Grandeur et décadence de Mohamed Bouazizi
Malade de son moralisme et en manque de repères, le peuple tunisien s’est créé une légende, la glorifiant au début, pour ensuite la descendre en flammes et la réduire en cendres.
Par Mohamed Amine Mankai
Le 17 décembre 2010, s’immolait par le feu un jeune homme tunisien de 26 ans, inconnu du grand public. Sans le savoir, il avait embrasé avec lui tout un pays. Des millions de gens se sont reconnus en ce vendeur ambulant de fruits et légumes. Et de là est parti le mouvement de contestation, puis de révolte qui a fait déchoir Ben Ali.
Un symbole, une icône… un héros national
Bouazizi étant le catalyseur de la révolte, il a fallu inévitablement le glorifier, voire le déifier. On a dit alors de lui qu’il avait fait des études supérieures, qu’il était diplômé mais que les portes du marché du travail s’étaient refermées devant lui. Les témoignages de ses proches l’ont fait apparaitre comme un jeune homme se battant contre l’injustice du système, retroussant ses manches et travaillant jour et nuit pour l’unique bien de sa famille. Et ce n’est pas fini!
Pour compléter ce portrait idyllique, on a ajouté qu’il a été maltraité par les agents de police, ignoré par les responsables du gouvernorat, et giflé par un agent municipal, qui plus est, était une femme. Alors là, c’en était trop! On ne pouvait que se prendre d’affection pour ce jeune homme, et le sentiment de haine que vouaient des millions de gens à ce système gangréné par l’injustice et la violence n’a fait que se décupler. Il n’en fallait pas plus pour que Bouazizi devienne un symbole, une icône… un héros national.

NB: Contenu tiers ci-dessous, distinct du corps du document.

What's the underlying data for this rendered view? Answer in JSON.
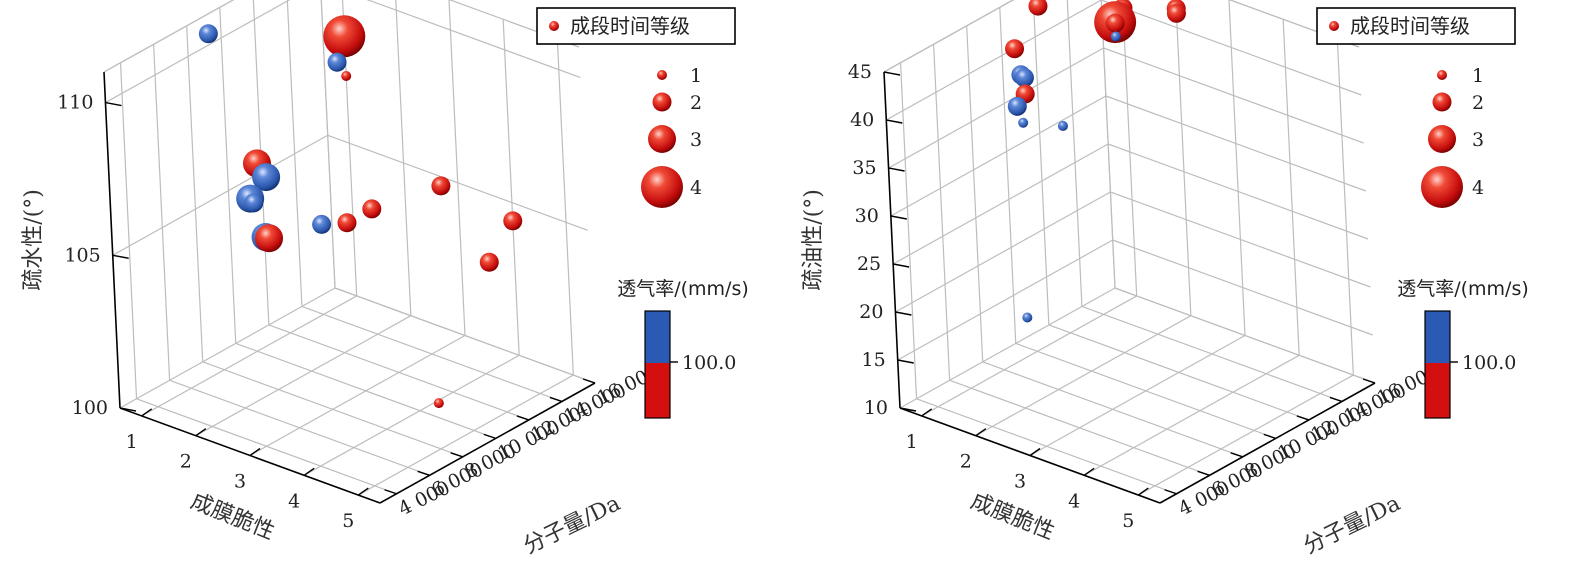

Les jours sont passés, les mois sont passés… Bouazizi décédé, la Tunisie libérée! Mais l’euphorie a perdu de sa superbe et la période post 14 janvier s’est révélée bien plus périlleuse que prévu, le peuple tunisien est redescendu sur terre et les choses ont commencé à changer… surtout pour Bouazizi.
Un clochard, un moins-que-rien…
On a alors découvert que l’image du «Che Guevara», que le peuple tunisien s’était fait de lui, n’était pas aussi lisse qu’on se l’imaginait. Il s’est avéré qu’il n’avait pas fait d’études supérieures, son niveau scolaire ne dépassant pas le baccalauréat. De plus, les agissements de ses proches n’ont fait qu’empirer les choses. On a dit que leur comportement était indigne avec les habitants de Sidi Bouzid, fief de la révolte. On a dit aussi qu’ils avaient la folie des grandeurs, qu’ils avaient emménagé à la Marsa, banlieue huppée au nord de Tunis… Bref, ils étaient devenus… les nouveaux Trabelsi. Pas moins!! De surcroît, Fedia Hamdi, l’agent municipal qui incarnait à elle seule l’inhumanité et la barbarie d’un système tout entier et qui avait prétendument giflé Bouazizi, a été innocentée par la justice. Elle est même apparue comme une victime, harcelée et humiliée par le jeune homme. Ont suivies alors plusieurs déclarations dont celle du juge Farhat Rajhi, ex-ministre de l’Intérieur, décrivant Bouazizi comme «un clochard, un moins-que-rien, le genre de type à éviter quand tu te promènes avec ta femme ou ta sœur». Le pseudo-puritanisme tunisien a repris alors le dessus, se refusant d’avoir comme symbole un personnage aussi odieux que celui-là.
Le Tunisien a vite oublié que sans Bouazizi, il n’y aurait rien eu. Que sans Bouazizi, il n’aurait pas pu s’asseoir sur les terrasses des cafés pour jouer les analystes politiques et obliger les autres à écouter les bêtises qu’il passait son temps à asséner. Le Tunisien a oublié aussi que, dans les jours qui avaient suivi le 17 décembre, ce sont les «clochards» amis de Bouazizi qui, faisant face aux menaces et à la violence, avaient tenu tête aux autorités et exprimé leur mécontentement durant des jours, et que c’est grâce à cet acharnement et à ce courage que la révolte a pris une réelle ampleur.
Malade de son moralisme et en manque de repères, le peuple s’est créé une légende, la glorifiant au début, la rendant presque prophétique, pour ensuite la descendre en flammes et la réduire en cendres.
L’histoire écrira que le 17 décembre 2010, un jeune homme de 26 ans nommé Mohamed Bouazizi s’est immolé par le feu devant le siège du gouvernorat de Sidi Bouzid, provoquant une révolte populaire qui a mis la Tunisie – je l’espère – sur le chemin de la démocratie. Tout autre commentaire ne serait que superflu.